Secondo la Fim “va bene fare incontri di verifica, è un’apertura apprezzabile, ma serve anche la convocazione al MiSE, così come prevista nel testo dell’accordo, perché è importante capire come si procederà con il tema bonifiche nei siti di Genova e Taranto, su questo il Ministero è completamente assente, vertenze delicate come questa vanno seguite e verificate giorno dopo giorno non possono essere abbandonate a ogni giro di campagna elettorale”. A fine riunione, riferisce la Fim “l’azienda ha confermato che, nonostante il periodo di mercato non favorevole, l’ex-Ilva rimane la principale scommessa del gruppo Arcelor Mittal in Europa. Domani le strutture territoriali di Taranto incontreranno l’azienda per la discussione di merito sulla Cassa integrazione per verificarne se ci sono opportunità per rivedere i numeri e limitarne l’uso dell’ammortizzatore”.
Anche ArcelorMittal Italia, al termine della riunione, ha diffuso una nota stampa in cui “ritiene che l’incontro di oggi sia stato utile. Confrontarsi è sempre positivo. È stata l’azienda a proporre ai sindacati, dopo l’incontro dello scorso. Oggi abbiamo spiegato nel dettaglio le critiche condizioni del mercato e abbiamo fornito aggiornamenti sullo stato di avanzamento del piano ambientale e industriale ricordando che gli interventi su entrambi i fronti proseguono nelle tempistiche previste. Si tratta di investimenti per un totale complessivo di 2,4 miliardi, di cui 1,2 solo per la sostenibilità”.
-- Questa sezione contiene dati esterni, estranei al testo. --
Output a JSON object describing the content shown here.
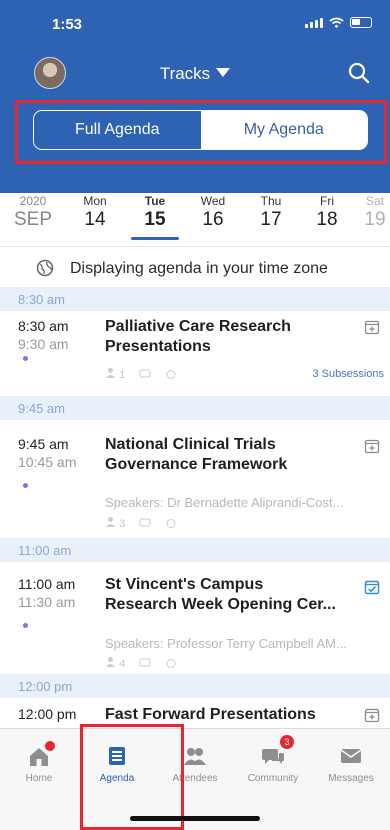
{
  "status_bar": {
    "time": "1:53"
  },
  "header": {
    "title": "Tracks"
  },
  "segments": {
    "full_label": "Full Agenda",
    "my_label": "My Agenda",
    "active": "full"
  },
  "date_strip": {
    "year": "2020",
    "month": "SEP",
    "days": [
      {
        "dow": "Mon",
        "num": "14"
      },
      {
        "dow": "Tue",
        "num": "15"
      },
      {
        "dow": "Wed",
        "num": "16"
      },
      {
        "dow": "Thu",
        "num": "17"
      },
      {
        "dow": "Fri",
        "num": "18"
      },
      {
        "dow": "Sat",
        "num": "19"
      }
    ],
    "selected_index": 1
  },
  "timezone_notice": "Displaying agenda in your time zone",
  "agenda": [
    {
      "header": "8:30 am",
      "start": "8:30 am",
      "end": "9:30 am",
      "title_line1": "Palliative Care Research",
      "title_line2": "Presentations",
      "speakers": "",
      "attendee_count": "1",
      "subsessions": "3 Subsessions",
      "added": false
    },
    {
      "header": "9:45 am",
      "start": "9:45 am",
      "end": "10:45 am",
      "title_line1": "National Clinical Trials",
      "title_line2": "Governance Framework",
      "speakers": "Speakers: Dr Bernadette Aliprandi-Cost...",
      "attendee_count": "3",
      "subsessions": "",
      "added": false
    },
    {
      "header": "11:00 am",
      "start": "11:00 am",
      "end": "11:30 am",
      "title_line1": "St Vincent's Campus",
      "title_line2": "Research Week Opening Cer...",
      "speakers": "Speakers: Professor Terry Campbell AM...",
      "attendee_count": "4",
      "subsessions": "",
      "added": true
    },
    {
      "header": "12:00 pm",
      "start": "12:00 pm",
      "end": "",
      "title_line1": "Fast Forward Presentations",
      "title_line2": "",
      "speakers": "",
      "attendee_count": "",
      "subsessions": "",
      "added": false
    }
  ],
  "tabs": [
    {
      "label": "Home",
      "icon": "home-icon"
    },
    {
      "label": "Agenda",
      "icon": "agenda-icon"
    },
    {
      "label": "Attendees",
      "icon": "attendees-icon"
    },
    {
      "label": "Community",
      "icon": "community-icon",
      "badge": "3"
    },
    {
      "label": "Messages",
      "icon": "messages-icon"
    }
  ],
  "active_tab": "Agenda",
  "colors": {
    "brand": "#2e62b3",
    "highlight": "#e8262f",
    "section_bg": "#e9f0fa"
  }
}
“Nel corso dell’incontro – aggiunge l’azienda – abbiamo anche fatto il punto su quanto stiamo facendo sul tema dei contractors e della gestione degli acquisti. Sul tema delle Risorse Umane, abbiamo presentato la situazione dettagliata al 31 maggio, confermando di aver rispettato tutti gli accordi presi. ArcelorMittal Italia ha confermato ancora una volta che si tratta di una scelta difficile, che si rende necessaria a causa delle critiche condizioni del mercato dell’acciaio. Domani a Taranto si apriranno gli incontri sul merito del provvedimento e sarà l’occasione per azienda e sindacati di entrare nel dettaglio dei numeri e delle modalità per provare anche stavolta a condividere un percorso”.
All’incontro erano presenti l’amministratore delegato, Matthieu Jehl, il direttore delle risorse umane, Annalisa Pasquini e il direttore degli acquisti, Emmanuel Rodriguez.